Italie : Levée de fourches contre le système... Quel espoir pour les classes populaires ?09/01/20142014Journal/medias/journalnumero/images/2014/01/une2371.jpg.445x577_q85_box-0%2C104%2C1383%2C1896_crop_detail.jpg

Dans le monde

Italie : Levée de fourches contre le système... Quel espoir pour les classes populaires ?

Au cours du mois de décembre, de nombreuses villes italiennes ont vu se développer les manifestations des forconi, littéralement les « fourches », un mouvement qu'on peut comparer à celui des bonnets rouges bretons, l'aspect régionaliste en moins. Petits commerçants, artisans, paysans, petits entrepreneurs, transporteurs touchés par la crise se sont rassemblés sur les places à partir du 9 décembre, proclamant que ce jour-là ils allaient bloquer le pays en cherchant à s'adresser à la population.

Déclarant que leur situation devient désespérée, les forconi accusent le « système », les impôts et les charges trop lourdes, les tracasseries administratives, la corruption des politiciens et leur incapacité à sortir l'économie de l'ornière. Le succès de leurs manifestations a été très variable. Elles ont souvent été rejointes par des supporters de clubs sportifs ou même des groupes d'extrême droite cherchant à en tirer parti. Mais des jeunes, des travailleurs, des chômeurs les ont aussi rejointes. Et surtout, il est évident que les dénonciations des forconi recueillent un écho bien au-delà, dans une large fraction de la population.
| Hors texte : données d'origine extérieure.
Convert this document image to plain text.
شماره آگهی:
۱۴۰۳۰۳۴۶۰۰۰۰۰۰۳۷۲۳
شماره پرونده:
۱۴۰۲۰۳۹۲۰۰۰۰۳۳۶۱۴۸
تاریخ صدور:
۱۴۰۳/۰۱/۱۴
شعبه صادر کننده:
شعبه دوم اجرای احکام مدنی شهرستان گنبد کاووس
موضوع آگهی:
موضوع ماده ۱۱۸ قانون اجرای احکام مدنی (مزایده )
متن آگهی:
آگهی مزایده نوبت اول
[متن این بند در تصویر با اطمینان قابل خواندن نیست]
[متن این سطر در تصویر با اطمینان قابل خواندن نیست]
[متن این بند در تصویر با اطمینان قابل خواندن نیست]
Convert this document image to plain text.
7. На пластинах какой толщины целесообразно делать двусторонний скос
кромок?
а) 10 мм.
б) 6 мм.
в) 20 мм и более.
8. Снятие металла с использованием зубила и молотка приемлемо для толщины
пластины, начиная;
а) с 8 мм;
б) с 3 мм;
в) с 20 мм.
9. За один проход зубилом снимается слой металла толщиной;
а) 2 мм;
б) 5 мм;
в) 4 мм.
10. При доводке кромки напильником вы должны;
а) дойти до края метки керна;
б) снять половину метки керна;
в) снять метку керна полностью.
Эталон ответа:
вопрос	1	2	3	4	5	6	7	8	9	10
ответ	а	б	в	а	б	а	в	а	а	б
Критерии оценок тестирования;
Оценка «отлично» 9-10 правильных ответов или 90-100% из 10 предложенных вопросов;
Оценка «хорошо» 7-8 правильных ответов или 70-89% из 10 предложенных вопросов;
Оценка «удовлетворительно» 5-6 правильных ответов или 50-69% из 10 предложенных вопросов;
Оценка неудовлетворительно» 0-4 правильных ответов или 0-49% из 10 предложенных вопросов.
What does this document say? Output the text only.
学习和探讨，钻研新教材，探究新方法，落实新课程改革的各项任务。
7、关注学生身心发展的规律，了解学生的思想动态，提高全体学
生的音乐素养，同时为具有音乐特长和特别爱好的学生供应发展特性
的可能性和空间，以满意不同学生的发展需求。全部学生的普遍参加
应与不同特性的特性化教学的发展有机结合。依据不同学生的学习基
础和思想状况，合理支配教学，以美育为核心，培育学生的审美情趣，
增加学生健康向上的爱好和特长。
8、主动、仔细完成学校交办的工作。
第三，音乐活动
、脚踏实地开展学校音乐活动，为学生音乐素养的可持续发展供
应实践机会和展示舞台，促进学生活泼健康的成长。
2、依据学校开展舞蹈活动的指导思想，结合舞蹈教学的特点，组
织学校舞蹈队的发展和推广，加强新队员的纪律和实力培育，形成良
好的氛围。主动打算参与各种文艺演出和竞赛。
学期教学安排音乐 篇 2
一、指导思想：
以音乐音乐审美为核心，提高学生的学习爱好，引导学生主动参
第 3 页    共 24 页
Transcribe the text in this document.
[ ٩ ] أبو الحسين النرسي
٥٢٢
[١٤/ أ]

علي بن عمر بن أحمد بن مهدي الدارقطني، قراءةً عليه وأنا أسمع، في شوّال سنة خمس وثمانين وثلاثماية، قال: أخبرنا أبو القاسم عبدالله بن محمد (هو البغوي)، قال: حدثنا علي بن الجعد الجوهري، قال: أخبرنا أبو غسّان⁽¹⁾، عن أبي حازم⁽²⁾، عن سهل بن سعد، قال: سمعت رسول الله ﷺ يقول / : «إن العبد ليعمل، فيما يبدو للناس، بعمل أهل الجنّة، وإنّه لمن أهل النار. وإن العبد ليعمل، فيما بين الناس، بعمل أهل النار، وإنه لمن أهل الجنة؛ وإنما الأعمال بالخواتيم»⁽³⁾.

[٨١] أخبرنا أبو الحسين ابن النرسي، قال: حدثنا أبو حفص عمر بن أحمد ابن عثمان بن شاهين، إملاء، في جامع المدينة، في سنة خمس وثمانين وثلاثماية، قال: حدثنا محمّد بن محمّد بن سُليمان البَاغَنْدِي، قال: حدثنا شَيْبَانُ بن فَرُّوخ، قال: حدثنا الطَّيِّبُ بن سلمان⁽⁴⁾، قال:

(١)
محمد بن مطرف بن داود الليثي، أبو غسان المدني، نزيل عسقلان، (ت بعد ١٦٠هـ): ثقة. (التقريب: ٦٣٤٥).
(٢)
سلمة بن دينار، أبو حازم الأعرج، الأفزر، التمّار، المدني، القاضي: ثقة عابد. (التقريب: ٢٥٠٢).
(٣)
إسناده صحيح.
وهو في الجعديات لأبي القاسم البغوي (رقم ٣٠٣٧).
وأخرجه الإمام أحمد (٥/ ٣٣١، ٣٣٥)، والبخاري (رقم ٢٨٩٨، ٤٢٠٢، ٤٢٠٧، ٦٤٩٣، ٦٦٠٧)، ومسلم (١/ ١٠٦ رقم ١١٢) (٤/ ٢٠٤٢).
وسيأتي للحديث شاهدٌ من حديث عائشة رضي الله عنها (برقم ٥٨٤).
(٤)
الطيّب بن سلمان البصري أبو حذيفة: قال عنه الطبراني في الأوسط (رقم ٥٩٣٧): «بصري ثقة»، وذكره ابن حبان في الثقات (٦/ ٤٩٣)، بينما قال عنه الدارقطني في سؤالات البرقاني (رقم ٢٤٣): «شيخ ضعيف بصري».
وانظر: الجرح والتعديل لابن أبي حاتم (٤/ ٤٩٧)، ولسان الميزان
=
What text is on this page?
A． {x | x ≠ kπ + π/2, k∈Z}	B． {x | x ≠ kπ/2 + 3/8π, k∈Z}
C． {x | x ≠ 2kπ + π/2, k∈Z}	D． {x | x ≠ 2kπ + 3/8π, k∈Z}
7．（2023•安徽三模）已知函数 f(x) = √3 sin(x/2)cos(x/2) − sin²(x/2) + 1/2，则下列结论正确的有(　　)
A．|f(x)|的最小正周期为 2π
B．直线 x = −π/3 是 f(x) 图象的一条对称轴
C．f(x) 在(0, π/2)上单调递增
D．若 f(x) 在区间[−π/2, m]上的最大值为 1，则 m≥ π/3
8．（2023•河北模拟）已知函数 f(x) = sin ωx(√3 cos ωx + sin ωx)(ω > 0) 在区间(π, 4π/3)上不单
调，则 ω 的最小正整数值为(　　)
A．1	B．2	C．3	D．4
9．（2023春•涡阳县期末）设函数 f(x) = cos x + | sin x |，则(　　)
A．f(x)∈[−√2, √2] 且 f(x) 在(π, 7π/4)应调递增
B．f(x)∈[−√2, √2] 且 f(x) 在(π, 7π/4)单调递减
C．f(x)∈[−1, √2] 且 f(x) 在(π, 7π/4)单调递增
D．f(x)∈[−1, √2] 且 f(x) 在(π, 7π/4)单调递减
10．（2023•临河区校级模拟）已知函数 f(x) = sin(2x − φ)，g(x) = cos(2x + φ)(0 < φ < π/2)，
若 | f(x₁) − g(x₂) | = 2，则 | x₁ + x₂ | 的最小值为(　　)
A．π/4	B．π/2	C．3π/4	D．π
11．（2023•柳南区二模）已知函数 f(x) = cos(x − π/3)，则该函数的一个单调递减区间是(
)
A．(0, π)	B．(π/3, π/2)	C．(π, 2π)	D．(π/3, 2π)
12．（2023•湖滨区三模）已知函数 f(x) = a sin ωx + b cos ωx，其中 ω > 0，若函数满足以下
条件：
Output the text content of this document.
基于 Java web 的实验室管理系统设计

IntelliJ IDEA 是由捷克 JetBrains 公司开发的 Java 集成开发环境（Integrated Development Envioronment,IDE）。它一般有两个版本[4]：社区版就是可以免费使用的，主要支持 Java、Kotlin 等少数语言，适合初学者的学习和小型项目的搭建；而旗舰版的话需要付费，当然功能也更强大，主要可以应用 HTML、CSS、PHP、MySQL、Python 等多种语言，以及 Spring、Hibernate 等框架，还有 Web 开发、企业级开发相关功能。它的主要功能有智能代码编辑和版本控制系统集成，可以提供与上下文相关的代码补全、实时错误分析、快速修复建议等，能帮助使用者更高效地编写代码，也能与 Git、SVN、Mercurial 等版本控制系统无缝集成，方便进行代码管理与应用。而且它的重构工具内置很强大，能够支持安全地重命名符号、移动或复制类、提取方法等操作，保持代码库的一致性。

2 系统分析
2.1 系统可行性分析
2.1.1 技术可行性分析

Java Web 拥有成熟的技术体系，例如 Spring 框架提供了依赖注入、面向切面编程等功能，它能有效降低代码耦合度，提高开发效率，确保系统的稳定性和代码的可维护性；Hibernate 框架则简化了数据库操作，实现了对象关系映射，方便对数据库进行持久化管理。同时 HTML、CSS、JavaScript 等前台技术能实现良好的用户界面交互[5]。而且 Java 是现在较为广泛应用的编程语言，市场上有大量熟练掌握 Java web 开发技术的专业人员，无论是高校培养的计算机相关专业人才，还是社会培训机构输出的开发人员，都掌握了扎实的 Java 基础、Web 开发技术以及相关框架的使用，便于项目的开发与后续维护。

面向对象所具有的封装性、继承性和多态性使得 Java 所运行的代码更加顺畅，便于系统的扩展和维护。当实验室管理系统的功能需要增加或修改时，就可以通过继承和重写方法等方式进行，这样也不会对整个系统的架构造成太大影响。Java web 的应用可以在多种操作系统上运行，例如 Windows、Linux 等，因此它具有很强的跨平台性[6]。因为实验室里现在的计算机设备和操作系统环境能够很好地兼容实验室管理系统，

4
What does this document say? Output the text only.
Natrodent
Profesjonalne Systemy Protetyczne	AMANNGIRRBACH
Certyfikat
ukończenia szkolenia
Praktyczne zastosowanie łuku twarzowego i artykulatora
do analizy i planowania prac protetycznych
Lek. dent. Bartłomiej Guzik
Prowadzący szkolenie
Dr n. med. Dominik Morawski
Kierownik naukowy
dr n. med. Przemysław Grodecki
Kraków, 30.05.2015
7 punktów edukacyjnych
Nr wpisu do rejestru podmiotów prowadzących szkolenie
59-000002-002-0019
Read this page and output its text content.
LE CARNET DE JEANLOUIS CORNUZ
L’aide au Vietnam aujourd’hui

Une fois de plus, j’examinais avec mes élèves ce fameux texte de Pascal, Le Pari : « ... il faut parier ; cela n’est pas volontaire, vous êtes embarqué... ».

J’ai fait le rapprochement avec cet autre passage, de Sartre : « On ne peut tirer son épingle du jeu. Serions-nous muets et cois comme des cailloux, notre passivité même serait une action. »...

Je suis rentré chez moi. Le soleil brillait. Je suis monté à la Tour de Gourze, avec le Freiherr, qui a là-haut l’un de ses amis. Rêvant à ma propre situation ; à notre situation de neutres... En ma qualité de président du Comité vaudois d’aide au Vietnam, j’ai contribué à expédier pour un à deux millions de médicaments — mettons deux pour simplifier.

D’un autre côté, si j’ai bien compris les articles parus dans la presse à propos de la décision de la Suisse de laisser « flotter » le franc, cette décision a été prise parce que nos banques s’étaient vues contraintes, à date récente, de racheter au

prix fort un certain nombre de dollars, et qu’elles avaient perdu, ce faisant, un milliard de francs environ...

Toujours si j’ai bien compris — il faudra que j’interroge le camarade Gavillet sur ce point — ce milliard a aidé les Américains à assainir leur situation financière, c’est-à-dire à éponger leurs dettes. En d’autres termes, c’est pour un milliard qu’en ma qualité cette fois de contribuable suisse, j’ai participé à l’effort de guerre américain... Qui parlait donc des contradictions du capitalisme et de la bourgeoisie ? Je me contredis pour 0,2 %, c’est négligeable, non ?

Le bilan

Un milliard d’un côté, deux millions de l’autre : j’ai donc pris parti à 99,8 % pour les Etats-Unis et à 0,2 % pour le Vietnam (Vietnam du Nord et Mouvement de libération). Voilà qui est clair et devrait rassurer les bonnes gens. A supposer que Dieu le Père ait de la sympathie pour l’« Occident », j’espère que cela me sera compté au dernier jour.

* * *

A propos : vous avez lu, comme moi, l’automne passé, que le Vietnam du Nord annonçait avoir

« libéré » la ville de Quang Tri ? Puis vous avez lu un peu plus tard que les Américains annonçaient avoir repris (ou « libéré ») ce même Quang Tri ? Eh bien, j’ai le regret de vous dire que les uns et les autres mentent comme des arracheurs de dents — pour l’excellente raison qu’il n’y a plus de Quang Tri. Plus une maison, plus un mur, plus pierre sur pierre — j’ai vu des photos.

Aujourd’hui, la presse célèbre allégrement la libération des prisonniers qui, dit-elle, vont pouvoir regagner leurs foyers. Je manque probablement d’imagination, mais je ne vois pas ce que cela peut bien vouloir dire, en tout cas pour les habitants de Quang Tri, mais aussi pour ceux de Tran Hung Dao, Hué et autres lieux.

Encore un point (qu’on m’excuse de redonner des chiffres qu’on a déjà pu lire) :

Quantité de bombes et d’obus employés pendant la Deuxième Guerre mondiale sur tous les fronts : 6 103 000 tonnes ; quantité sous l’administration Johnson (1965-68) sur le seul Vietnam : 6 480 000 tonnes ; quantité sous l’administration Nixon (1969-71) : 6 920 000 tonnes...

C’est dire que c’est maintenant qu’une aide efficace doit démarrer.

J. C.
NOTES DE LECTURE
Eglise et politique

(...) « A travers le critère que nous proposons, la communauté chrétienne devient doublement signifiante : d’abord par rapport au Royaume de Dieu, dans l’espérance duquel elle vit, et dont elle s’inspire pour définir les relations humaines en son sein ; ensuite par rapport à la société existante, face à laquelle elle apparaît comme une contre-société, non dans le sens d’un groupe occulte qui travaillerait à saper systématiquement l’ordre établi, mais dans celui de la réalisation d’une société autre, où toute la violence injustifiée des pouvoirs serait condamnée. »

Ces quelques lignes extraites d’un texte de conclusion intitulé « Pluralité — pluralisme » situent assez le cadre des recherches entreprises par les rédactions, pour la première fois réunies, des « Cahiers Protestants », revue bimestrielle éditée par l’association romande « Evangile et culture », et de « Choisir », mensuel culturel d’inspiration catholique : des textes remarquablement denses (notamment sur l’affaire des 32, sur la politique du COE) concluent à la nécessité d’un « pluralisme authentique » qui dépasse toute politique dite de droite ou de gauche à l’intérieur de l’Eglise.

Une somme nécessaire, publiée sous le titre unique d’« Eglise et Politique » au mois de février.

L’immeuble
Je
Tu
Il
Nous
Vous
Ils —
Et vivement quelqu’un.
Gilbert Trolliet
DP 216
L'Italie est frappée par la crise, la stagnation de l'économie s'accompagne de fermetures d'entreprises, de l'augmentation du chômage, de la baisse du pouvoir d'achat. La petite bourgeoisie des commerçants, artisans, en sent particulièrement les effets. La politique d'austérité des gouvernements Monti, puis Letta, s'est traduite aussi par l'augmentation des impôts. La lutte proclamée contre l'« évasion fiscale » pour payer la dette est bien loin de toucher les grandes fortunes, les grands capitalistes ou les mafieux. Mais elle atteint bien plus facilement les petits commerçants, qui souvent ne s'en sortaient que parce qu'ils ne déclaraient qu'une partie de leurs revenus.

Tout cela est à la base de cette protestation qui mêle diverses couches sociales autour d'une dénonciation du système et des politiciens, et qui recouvre des aspirations confuses et contradictoires. C'est ce même mécontentement qui a fait, au printemps dernier, le succès électoral du mouvement Cinq étoiles du comique Beppe Grillo, qui a recueilli 25 % des suffrages grâce à sa campagne contre le système politique, mais aussi contre l'euro et les politiques européennes. Le succès de Grillo comme le mouvement des forconi témoignent tant du profond malaise social engendré par la crise que de la désorientation, de l'absence de perspectives de ceux qui protestent.

Le problème majeur reste celui des réactions de la classe ouvrière. Elle est la principale victime de la crise, mais aussi pour l'instant celle qui se sent la moins en mesure de réagir par la lutte. Cela est dû à toutes les expériences négatives vécues ces dernières années et surtout au fait que ses propres organisations, les grandes confédérations syndicales et les partis de gauche, ont été les premières à collaborer aux politiques d'austérité et à expliquer aux travailleurs qu'il fallait accepter tous les reculs.

Les dirigeants de la gauche gouvernementale et des confédérations syndicales ont réagi au mouvement des forconi en le taxant de protestation fasciste ou fascisante. Mais même si l'extrême droite cherche à être présente dans ce mouvement, ce n'est pas l'intérêt des travailleurs de condamner de cette façon ses participants. La plupart protestent sincèrement, parce que la crise les met dans une situation désespérée, et pourraient devenir des alliés des travailleurs salariés. Ils partagent en effet la même indignation contre la crise et contre des responsables politiques qui ne savent que faire payer les couches populaires au lieu de s'en prendre aux capitalistes qui l'ont provoquée.

C'est bien la classe ouvrière et elle seule qui peut ouvrir une issue à la situation, si elle devient une force consciente, organisée et combative. En commençant par imposer ses propres exigences face au système capitaliste en crise, elle peut montrer qu'elle représente un espoir. Sans quoi le développement de mouvements comme celui des forconi risque effectivement de faire le lit de la droite et de l'extrême droite.